— Расследуйте всё. Мне нужен убийца, — требовал король.
— Ты их видел? Они горят ненавистью. Они оскорбляют нас. Сначала они пойдут на Лувр. Они нас всех убьют. Они нас перебьют, ты слышишь? В последнее время они были заняты сбором людей и оружия.
— У меня тоже есть оружие, и у меня есть люди! — возразил Карл.
— Их тысячи, этих свадебных гостей. Они хотят показать свою силу и теперь не остановятся.
— Колиньи мне как отец, — твердил Карл, — Я поклялся разобраться с этим.
— Не называй его так! — закричала оскорблённая Екатерина, — И не надо взывать к отцу! Если б твой отец был сейчас здесь, он знал бы, что делать. Твой отец знал, что какой бы ни был король, его надо уважать.
— Учись у де Гиза. Он понял, что надо первым наносить удар, а не ждёт, когда нападут на него.
— Это обвинение? — поднял бровь от удивления Гиз.
— Нашли твой пистолет, — пожал плечами Анжу.
— Тем лучше, — губы Гиза искривились в ухмылке, — Я жаждал совершить это преступление.
— Тебя ни в чём не упрекают, — Анжу убрал непослушный локон с лица, — Надо было стрелять точнее.
— Тот, кто покушался на Колиньи, хотел обвинить в этом меня, — задумчиво произнёс Гиз.
— Тогда начинай расследование, защити Колиньи, Гиз! — запротестовала Екатерина, — Если бросишь все силы короля на это расследование, то погубишь королевство, которое я всеми силами пытаюсь возродить. После смерти вашего отца вся грязная работа на мне! И меня это не страшит! Я спасу своих детей. Я готова жизнь положить ради вас.
— Это вы приказали убить адмирала Колиньи? — Карл ужаснулся от своей догадки.

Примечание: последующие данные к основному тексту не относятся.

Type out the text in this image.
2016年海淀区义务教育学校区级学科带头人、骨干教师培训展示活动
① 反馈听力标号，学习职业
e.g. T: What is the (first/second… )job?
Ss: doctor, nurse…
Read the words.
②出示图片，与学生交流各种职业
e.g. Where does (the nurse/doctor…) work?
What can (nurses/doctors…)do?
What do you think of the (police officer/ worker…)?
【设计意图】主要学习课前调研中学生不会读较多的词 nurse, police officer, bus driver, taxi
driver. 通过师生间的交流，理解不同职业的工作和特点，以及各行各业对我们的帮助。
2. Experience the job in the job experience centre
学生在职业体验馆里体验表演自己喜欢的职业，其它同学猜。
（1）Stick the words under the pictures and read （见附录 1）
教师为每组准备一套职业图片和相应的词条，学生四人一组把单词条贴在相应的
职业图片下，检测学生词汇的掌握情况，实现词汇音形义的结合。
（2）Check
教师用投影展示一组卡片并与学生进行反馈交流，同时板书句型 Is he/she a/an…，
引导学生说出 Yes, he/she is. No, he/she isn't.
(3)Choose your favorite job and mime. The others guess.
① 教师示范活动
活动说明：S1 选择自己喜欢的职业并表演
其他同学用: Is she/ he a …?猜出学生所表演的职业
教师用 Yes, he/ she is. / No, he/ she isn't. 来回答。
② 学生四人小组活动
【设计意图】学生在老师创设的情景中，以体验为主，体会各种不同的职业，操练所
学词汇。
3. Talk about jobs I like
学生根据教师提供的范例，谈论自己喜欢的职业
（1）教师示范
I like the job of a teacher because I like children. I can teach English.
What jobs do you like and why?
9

— Да, я! — вскричала королева-мать, — Я одна. Не надо было промахиваться. Твой брат прав. Теперь надо идти до конца. Надо убрать лидеров и немедленно — это заставит их успокоиться и сделает сговорчивее. Сегодня вечером, ночью. Конде, потом Добинье… Телиньи, Бовуа, Морне…
— Дюбортаса, Ларошфуко.
— Миосенса и других.
— Крюсоля, Арманьяка.
— И, конечно, Генриха.
— Нет, его не надо! — захрипел Король, задыхаясь от очередного приступа удушья, — Не трогайте Генриха!
— Колиньи.
— Колиньи, — Карл теребил завязки на своей рубашке, лицо его было влажным от выступившего пота, глаза лихорадочно блестели, в уголках рта выступила пена, — Вы хотите смерти адмирала? Я — тоже. Тоже. Он меня подавляет — думает, что может править вместо меня. Но, пока ещё я король Франции, — ему уже трудно было говорить, речь его стала походить на бульканье, губы посинели, зрачки были расширены, — И всех остальных гугенотов Франции вместе с ним! Ни один из них не останется в живых. Ни один, кто мог бы потом меня упрекнуть, — уже почти скулил он.
— Так сколько… надлежит убить?
— Всех! Всех! — в исступлении выкрикивал король, корчась от боли.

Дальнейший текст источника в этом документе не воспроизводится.